Drug-specific risk of severe QT prolongation following acute drug overdose

Abstract

Background: Severe QT prolongation (SQTP) has been identified as a strong predictor of adverse cardiovascular events in acute drug overdose, but drug-specific causes of SQTP in the setting of acute drug overdose remain unclear. We aimed to perform the most definitive study to date describing drug-specific risk of SQTP following acute drug overdose.

Methods: This was a prospective multicenter cohort study at >50 hospital sites across the US using the ToxIC Registry between 2015 and 2018. Inclusion criteria were adults (≥18 years) receiving medical toxicology consultation for acute drug overdose.

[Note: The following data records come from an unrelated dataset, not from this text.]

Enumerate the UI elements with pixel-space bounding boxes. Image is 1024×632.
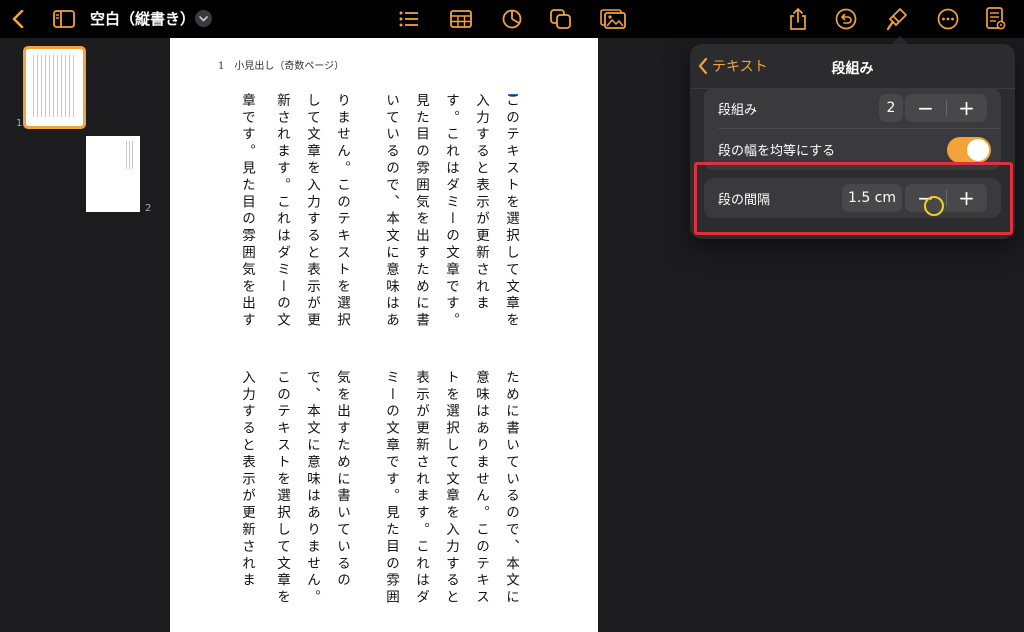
text-column-line[interactable]: 見た目の雰囲気を出すために書 xyxy=(406,93,436,353)
toolbar: 空白（縦書き） xyxy=(0,0,1024,38)
thumbnail-text-preview xyxy=(33,55,77,117)
highlight-box xyxy=(694,162,1013,235)
shape-icon[interactable] xyxy=(549,4,573,34)
text-column-line[interactable]: いているので、本文に意味はあ xyxy=(376,93,406,353)
text-column-line[interactable]: このテキストを選択して文章を xyxy=(496,93,526,353)
text-column-line[interactable]: す。これはダミーの文章です。 xyxy=(436,93,466,353)
text-column-line[interactable]: 章です。見た目の雰囲気を出す xyxy=(232,93,262,353)
popover-title: 段組み xyxy=(831,61,874,77)
columns-value-field[interactable]: 2 xyxy=(879,94,903,122)
share-icon[interactable] xyxy=(786,4,810,34)
text-column-line[interactable]: で、本文に意味はありません。 xyxy=(297,370,327,630)
app-window: 空白（縦書き） 1 2 1 小見出し（奇数ページ） このテキストを選択して文章を… xyxy=(0,0,1024,632)
columns-label: 段組み xyxy=(718,103,758,118)
document-setup-icon[interactable] xyxy=(984,4,1008,34)
thumbnail-page-number: 2 xyxy=(145,203,152,214)
page-thumbnail[interactable] xyxy=(86,136,140,212)
columns-settings-group: 段組み 2 − + 段の幅を均等にする xyxy=(704,88,1001,170)
thumbnail-page-number: 1 xyxy=(16,118,23,129)
page-thumbnail[interactable] xyxy=(23,46,86,129)
text-column-line[interactable]: 表示が更新されます。これはダ xyxy=(406,370,436,630)
text-column-line[interactable]: 気を出すために書いているの xyxy=(327,370,357,630)
sidebar-icon[interactable] xyxy=(52,4,76,34)
columns-stepper: − + xyxy=(905,94,987,122)
undo-icon[interactable] xyxy=(834,4,858,34)
columns-decrement-button[interactable]: − xyxy=(905,94,946,122)
document-page[interactable]: 1 小見出し（奇数ページ） このテキストを選択して文章を 入力すると表示が更新さ… xyxy=(170,38,598,632)
text-column-line[interactable]: りません。このテキストを選択 xyxy=(327,93,357,353)
text-column-line[interactable]: トを選択して文章を入力すると xyxy=(436,370,466,630)
more-icon[interactable] xyxy=(936,4,960,34)
columns-increment-button[interactable]: + xyxy=(946,94,987,122)
media-icon[interactable] xyxy=(599,4,627,34)
equal-width-toggle[interactable] xyxy=(947,137,991,163)
touch-indicator xyxy=(924,196,944,216)
title-menu-chevron-icon[interactable] xyxy=(195,10,212,27)
list-icon[interactable] xyxy=(397,4,421,34)
text-column-line[interactable]: ために書いているので、本文に xyxy=(496,370,526,630)
text-column-line[interactable]: して文章を入力すると表示が更 xyxy=(297,93,327,353)
page-thumbnail-sidebar: 1 2 xyxy=(0,38,170,632)
equal-width-label: 段の幅を均等にする xyxy=(718,144,836,159)
back-chevron-icon[interactable] xyxy=(8,4,28,34)
format-brush-icon[interactable] xyxy=(884,4,910,34)
thumbnail-text-preview xyxy=(126,141,134,169)
columns-row: 段組み 2 − + xyxy=(704,88,1001,128)
text-column-line[interactable]: 入力すると表示が更新されま xyxy=(466,93,496,353)
text-column-line[interactable]: このテキストを選択して文章を xyxy=(267,370,297,630)
chart-icon[interactable] xyxy=(500,4,524,34)
text-column-line[interactable]: 入力すると表示が更新されま xyxy=(232,370,262,630)
toggle-knob xyxy=(967,139,989,161)
table-icon[interactable] xyxy=(448,4,474,34)
document-title[interactable]: 空白（縦書き） xyxy=(90,8,195,29)
text-column-line[interactable]: ミーの文章です。見た目の雰囲 xyxy=(376,370,406,630)
text-column-line[interactable]: 新されます。これはダミーの文 xyxy=(267,93,297,353)
text-column-line[interactable]: 意味はありません。このテキス xyxy=(466,370,496,630)
page-header: 1 小見出し（奇数ページ） xyxy=(218,61,345,72)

The primary outcome was SQTP, which was defined using the computer automated Bazett QT correction (QTc) on the ECG with the previously validated cut point of 500 milliseconds. Mean difference in QTc was also calculated for specific drugs. Drugs associated with SQTP were analyzed using multivariable logistic regression to control for known confounders of QT risk (age, sex, race, cardiac disease).

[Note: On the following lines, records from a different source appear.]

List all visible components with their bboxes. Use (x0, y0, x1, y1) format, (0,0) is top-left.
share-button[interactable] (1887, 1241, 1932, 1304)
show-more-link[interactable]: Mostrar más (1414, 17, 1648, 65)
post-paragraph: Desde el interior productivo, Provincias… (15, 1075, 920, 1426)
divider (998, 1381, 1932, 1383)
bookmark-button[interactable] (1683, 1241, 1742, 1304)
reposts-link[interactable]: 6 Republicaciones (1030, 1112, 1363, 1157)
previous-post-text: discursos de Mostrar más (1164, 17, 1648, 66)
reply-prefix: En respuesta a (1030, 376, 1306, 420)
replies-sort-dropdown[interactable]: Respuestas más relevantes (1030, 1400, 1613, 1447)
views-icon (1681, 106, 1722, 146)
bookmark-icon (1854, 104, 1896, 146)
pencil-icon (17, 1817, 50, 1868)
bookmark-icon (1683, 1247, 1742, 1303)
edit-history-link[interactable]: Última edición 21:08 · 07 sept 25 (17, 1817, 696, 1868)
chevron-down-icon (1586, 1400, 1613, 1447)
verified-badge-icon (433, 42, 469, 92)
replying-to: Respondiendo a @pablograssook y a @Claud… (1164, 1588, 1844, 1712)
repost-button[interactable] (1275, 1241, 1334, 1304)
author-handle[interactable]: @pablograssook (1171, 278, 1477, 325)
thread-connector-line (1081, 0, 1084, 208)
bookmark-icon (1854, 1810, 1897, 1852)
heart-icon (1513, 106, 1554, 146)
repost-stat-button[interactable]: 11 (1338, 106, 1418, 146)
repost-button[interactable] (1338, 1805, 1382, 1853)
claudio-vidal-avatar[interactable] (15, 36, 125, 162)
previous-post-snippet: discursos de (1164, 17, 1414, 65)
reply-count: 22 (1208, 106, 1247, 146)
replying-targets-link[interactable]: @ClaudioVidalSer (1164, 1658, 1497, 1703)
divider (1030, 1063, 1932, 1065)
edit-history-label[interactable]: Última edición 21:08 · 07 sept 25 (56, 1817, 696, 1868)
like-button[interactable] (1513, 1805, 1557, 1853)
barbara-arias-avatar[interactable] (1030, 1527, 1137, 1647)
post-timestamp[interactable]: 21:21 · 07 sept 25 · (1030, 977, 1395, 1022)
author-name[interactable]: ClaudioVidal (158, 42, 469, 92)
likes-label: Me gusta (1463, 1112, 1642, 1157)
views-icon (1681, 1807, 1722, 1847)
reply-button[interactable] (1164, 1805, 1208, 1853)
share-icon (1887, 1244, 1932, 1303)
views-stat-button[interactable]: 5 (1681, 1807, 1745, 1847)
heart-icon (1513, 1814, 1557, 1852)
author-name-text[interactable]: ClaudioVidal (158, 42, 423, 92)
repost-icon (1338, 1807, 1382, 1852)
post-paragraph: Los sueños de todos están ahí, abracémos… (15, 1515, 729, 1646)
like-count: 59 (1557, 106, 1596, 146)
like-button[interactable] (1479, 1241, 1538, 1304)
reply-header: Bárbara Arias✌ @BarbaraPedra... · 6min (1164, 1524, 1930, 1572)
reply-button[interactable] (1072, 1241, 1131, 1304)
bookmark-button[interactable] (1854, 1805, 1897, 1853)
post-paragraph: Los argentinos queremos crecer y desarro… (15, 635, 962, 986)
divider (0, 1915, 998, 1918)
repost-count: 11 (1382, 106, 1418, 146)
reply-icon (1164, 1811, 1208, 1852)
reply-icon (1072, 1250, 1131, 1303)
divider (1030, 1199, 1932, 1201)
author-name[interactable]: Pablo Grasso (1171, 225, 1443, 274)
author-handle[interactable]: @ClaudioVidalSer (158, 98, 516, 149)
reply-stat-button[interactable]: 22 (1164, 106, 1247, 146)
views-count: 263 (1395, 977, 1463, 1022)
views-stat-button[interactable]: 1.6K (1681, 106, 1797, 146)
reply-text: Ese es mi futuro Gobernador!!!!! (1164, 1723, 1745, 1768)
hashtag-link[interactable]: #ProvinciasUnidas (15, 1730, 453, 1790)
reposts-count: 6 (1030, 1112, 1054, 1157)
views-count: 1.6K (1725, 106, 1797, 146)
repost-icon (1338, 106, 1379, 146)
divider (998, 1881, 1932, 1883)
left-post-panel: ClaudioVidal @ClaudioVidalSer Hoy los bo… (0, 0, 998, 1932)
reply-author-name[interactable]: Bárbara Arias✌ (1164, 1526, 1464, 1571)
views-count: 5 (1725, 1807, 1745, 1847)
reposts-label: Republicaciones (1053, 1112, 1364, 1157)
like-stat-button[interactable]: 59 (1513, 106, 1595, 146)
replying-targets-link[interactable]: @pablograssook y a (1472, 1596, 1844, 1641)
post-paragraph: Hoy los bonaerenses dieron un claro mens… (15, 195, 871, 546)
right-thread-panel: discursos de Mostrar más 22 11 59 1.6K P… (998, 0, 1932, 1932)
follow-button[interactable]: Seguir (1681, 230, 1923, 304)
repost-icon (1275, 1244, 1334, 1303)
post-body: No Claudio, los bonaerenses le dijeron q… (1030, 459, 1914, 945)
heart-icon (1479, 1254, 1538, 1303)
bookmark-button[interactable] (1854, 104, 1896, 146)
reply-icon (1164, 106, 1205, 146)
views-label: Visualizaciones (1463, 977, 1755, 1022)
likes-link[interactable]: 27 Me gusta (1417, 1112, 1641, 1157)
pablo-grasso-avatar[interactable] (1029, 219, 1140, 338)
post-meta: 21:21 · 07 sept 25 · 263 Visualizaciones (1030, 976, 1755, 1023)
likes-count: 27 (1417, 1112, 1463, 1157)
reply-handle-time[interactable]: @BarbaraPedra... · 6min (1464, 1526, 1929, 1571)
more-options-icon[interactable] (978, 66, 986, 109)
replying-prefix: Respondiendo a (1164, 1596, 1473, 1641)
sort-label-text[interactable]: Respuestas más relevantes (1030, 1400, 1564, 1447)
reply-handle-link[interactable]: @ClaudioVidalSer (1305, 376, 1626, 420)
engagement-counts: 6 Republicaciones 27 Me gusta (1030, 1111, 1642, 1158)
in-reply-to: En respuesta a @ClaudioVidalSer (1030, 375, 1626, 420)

Results: From 25,303 patients screened, 6473 met inclusion criteria with SQTP occurring in 825 (13%). Drugs associated with increased adjusted odds of SQTP included Class III antidysrhythmics (sotalol), sodium channel blockers (amitriptyline, diphenhydramine, doxepin, imipramine, nortriptyline), antidepressants (bupropion, citalopram, escitalopram, trazodone), antipsychotics (haloperidol, quetiapine), and the antiemetic serotonin antagonist ondansetron.

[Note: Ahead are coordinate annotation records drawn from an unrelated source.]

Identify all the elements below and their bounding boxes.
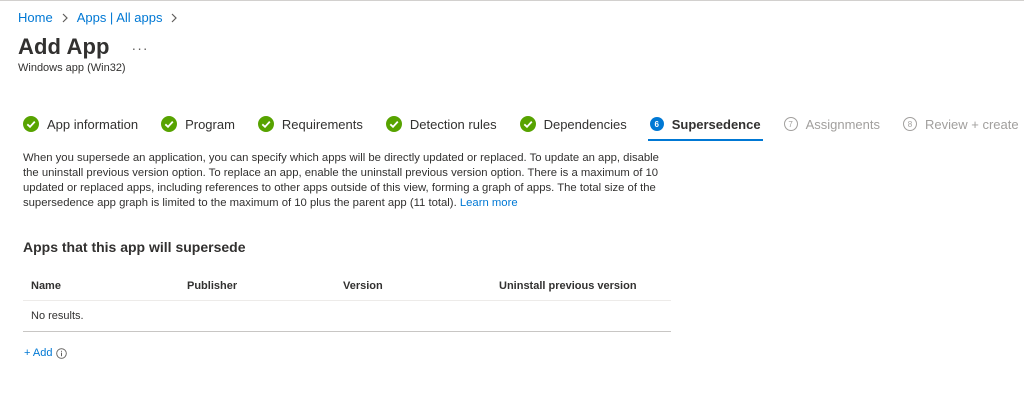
step-label: Dependencies: [543, 116, 627, 132]
section-title: Apps that this app will supersede: [23, 239, 246, 255]
step-app-information[interactable]: App information: [23, 113, 138, 135]
check-circle-icon: [23, 116, 39, 132]
column-header-publisher: Publisher: [187, 280, 238, 292]
step-label: Detection rules: [409, 116, 497, 132]
step-label: Review + create: [925, 116, 1019, 132]
step-label: Supersedence: [671, 116, 761, 132]
step-detection-rules[interactable]: Detection rules: [385, 113, 497, 135]
step-assignments[interactable]: 7 Assignments: [783, 113, 880, 135]
breadcrumb-apps-link[interactable]: Apps | All apps: [77, 10, 163, 25]
check-circle-icon: [161, 116, 178, 132]
table-empty-row: No results.: [23, 301, 671, 332]
column-header-uninstall-previous-version: Uninstall previous version: [499, 280, 637, 292]
step-requirements[interactable]: Requirements: [257, 113, 363, 135]
page-title: Add App: [18, 34, 110, 59]
chevron-right-icon: [61, 13, 69, 23]
supersede-table: Name Publisher Version Uninstall previou…: [23, 272, 671, 332]
step-dependencies[interactable]: Dependencies: [519, 113, 627, 135]
breadcrumb-home-link[interactable]: Home: [18, 10, 53, 25]
top-border: [0, 0, 1024, 1]
learn-more-link[interactable]: Learn more: [460, 197, 518, 209]
column-header-version: Version: [343, 280, 383, 292]
breadcrumb: Home Apps | All apps: [18, 10, 186, 25]
page-subtitle: Windows app (Win32): [18, 62, 126, 74]
table-header: Name Publisher Version Uninstall previou…: [23, 272, 671, 301]
check-circle-icon: [257, 116, 274, 132]
step-review-create[interactable]: 8 Review + create: [903, 113, 1019, 135]
info-icon[interactable]: [56, 347, 68, 359]
add-button-label: + Add: [24, 347, 53, 359]
description-text: When you supersede an application, you c…: [23, 152, 659, 209]
step-number-icon: 7: [783, 117, 798, 131]
step-number-icon: 6: [649, 117, 664, 131]
step-label: Requirements: [281, 116, 363, 132]
step-program[interactable]: Program: [161, 113, 235, 135]
step-supersedence[interactable]: 6 Supersedence: [647, 113, 763, 141]
title-row: Add App ···: [18, 34, 149, 60]
step-label: App information: [47, 116, 139, 132]
step-label: Assignments: [805, 116, 880, 132]
check-circle-icon: [519, 116, 536, 132]
check-circle-icon: [385, 116, 402, 132]
chevron-right-icon: [170, 13, 178, 23]
more-options-button[interactable]: ···: [132, 40, 149, 56]
step-label: Program: [185, 116, 235, 132]
column-header-name: Name: [31, 280, 61, 292]
supersedence-description: When you supersede an application, you c…: [23, 151, 663, 211]
step-number-icon: 8: [903, 117, 917, 131]
wizard-steps: App information Program Requirements Det…: [23, 113, 1024, 141]
add-button[interactable]: + Add: [24, 347, 68, 359]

Conclusions: This large US cohort describes drug-specific risk of SQTP following acute drug overdose. Healthcare providers caring for acute drug overdoses from any of these implicated drugs should pay close attention to cardiac monitoring for occurrence of SQTP.

Keywords:

• Overdose
• QT prolongation
• toxicology
• poisoning
• electrocardiography

Acknowledgements

We would like to thank the Toxicology Investigators’ Consortium (ToxIC) study sites for their efforts to make this study possible.

Disclosure statement

No potential conflict of interest was reported by the author(s).

Additional information

Funding

This study was supported by grant DA037317 (PI: Manini) from the National Institute on Drug Abuse (NIDA). The contents of this work are the sole responsibility of the authors and do not necessarily represents the views of the National Institutes of Health (NIH).